No entanto, existem exceções entre os teóricos ocidentais, como Samuel Huntington ou Fabio Petito. Eles - ao contrário da grande maioria - reconhecem a multipolaridade e o surgimento de novos atores na forma de civilizações. Isso é gratificante porque através de tais ideias é possível construir uma ponte dos partidários da multipolaridade (Rússia, China etc.) para o Ocidente. Tal ponte pelo menos tornaria as negociações possíveis. Enquanto o Ocidente rejeitar categoricamente a multipolaridade e a própria noção de Estado-Civilização, a conversa será conduzida apenas no nível de um choque de poder bruto – das operações militares ao bloqueio econômico, guerras de informação e sanções, etc.
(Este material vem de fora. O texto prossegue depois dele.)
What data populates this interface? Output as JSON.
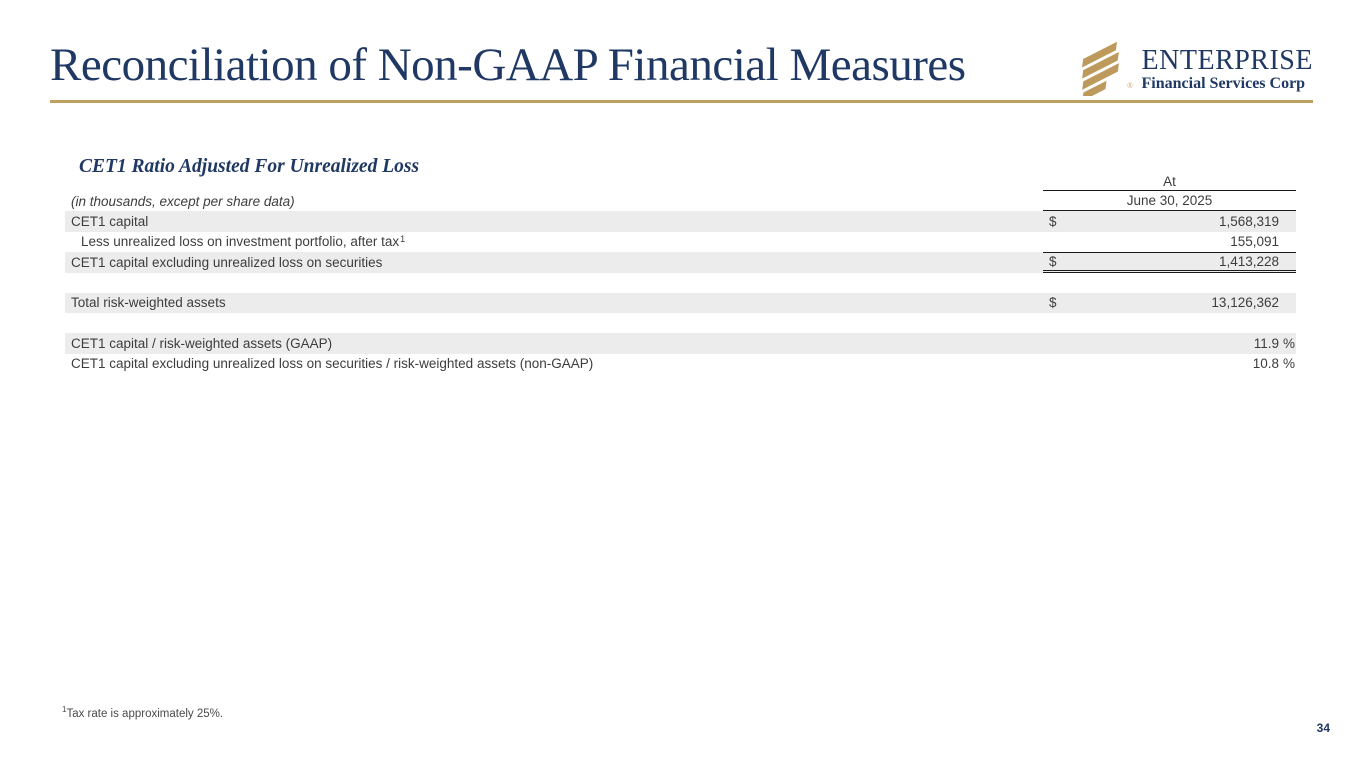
{
  "slide": {
    "title": "Reconciliation of Non-GAAP Financial Measures",
    "page_number": "34"
  },
  "logo": {
    "brand": "ENTERPRISE",
    "brand_subtitle": "Financial Services Corp",
    "icon": "enterprise-stripes-icon",
    "registered_mark": "®"
  },
  "section_heading": "CET1 Ratio Adjusted For Unrealized Loss",
  "table": {
    "units_note": "(in thousands, except per share data)",
    "period_group_label": "At",
    "period_label": "June 30, 2025",
    "rows": [
      {
        "label": "CET1 capital",
        "label_sup": "",
        "indent": false,
        "shaded": true,
        "dollar": "$",
        "value": "1,568,319",
        "unit": "",
        "rule": ""
      },
      {
        "label": "Less unrealized loss on investment portfolio, after tax",
        "label_sup": "1",
        "indent": true,
        "shaded": false,
        "dollar": "",
        "value": "155,091",
        "unit": "",
        "rule": ""
      },
      {
        "label": "CET1 capital excluding unrealized loss on securities",
        "label_sup": "",
        "indent": false,
        "shaded": true,
        "dollar": "$",
        "value": "1,413,228",
        "unit": "",
        "rule": "top-doublebottom"
      },
      {
        "spacer": true
      },
      {
        "label": "Total risk-weighted assets",
        "label_sup": "",
        "indent": false,
        "shaded": true,
        "dollar": "$",
        "value": "13,126,362",
        "unit": "",
        "rule": ""
      },
      {
        "spacer": true
      },
      {
        "label": "CET1 capital / risk-weighted assets (GAAP)",
        "label_sup": "",
        "indent": false,
        "shaded": true,
        "dollar": "",
        "value": "11.9",
        "unit": "%",
        "rule": ""
      },
      {
        "label": "CET1 capital excluding unrealized loss on securities / risk-weighted assets (non-GAAP)",
        "label_sup": "",
        "indent": false,
        "shaded": false,
        "dollar": "",
        "value": "10.8",
        "unit": "%",
        "rule": ""
      }
    ]
  },
  "footnote": {
    "sup": "1",
    "text": "Tax rate is approximately 25%."
  },
  "colors": {
    "navy": "#1f3864",
    "gold": "#bfa05e",
    "row_shade": "#ececec",
    "body_text": "#3d3d3d"
  }
}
Este último. Para vencer esta guerra e se defender, a própria Rússia deve primeiro compreender claramente a multipolaridade. Já estamos lutando por isso, mas ainda não entendemos completamente o que é. É necessário dissolver urgentemente os tanques liberais criados durante o período Gorbachev-Yeltsin e estabelecer novos tanques multipolares. Também é necessário reestruturar o próprio paradigma educacional - em primeiro lugar no MGIMO, MGU, PFUR, no Instituto Maurice Thorez, na Academia Diplomática e em outras universidades especializadas. Finalmente, precisamos realmente nos voltar para uma escola de pensamento eurasiana desenvolvida e plenamente desenvolvida, que provou ser altamente relevante, mas contra a qual os atlantistas abertos e encobertos e os agentes estrangeiros que penetram profundamente em nossa sociedade continuam a lutar.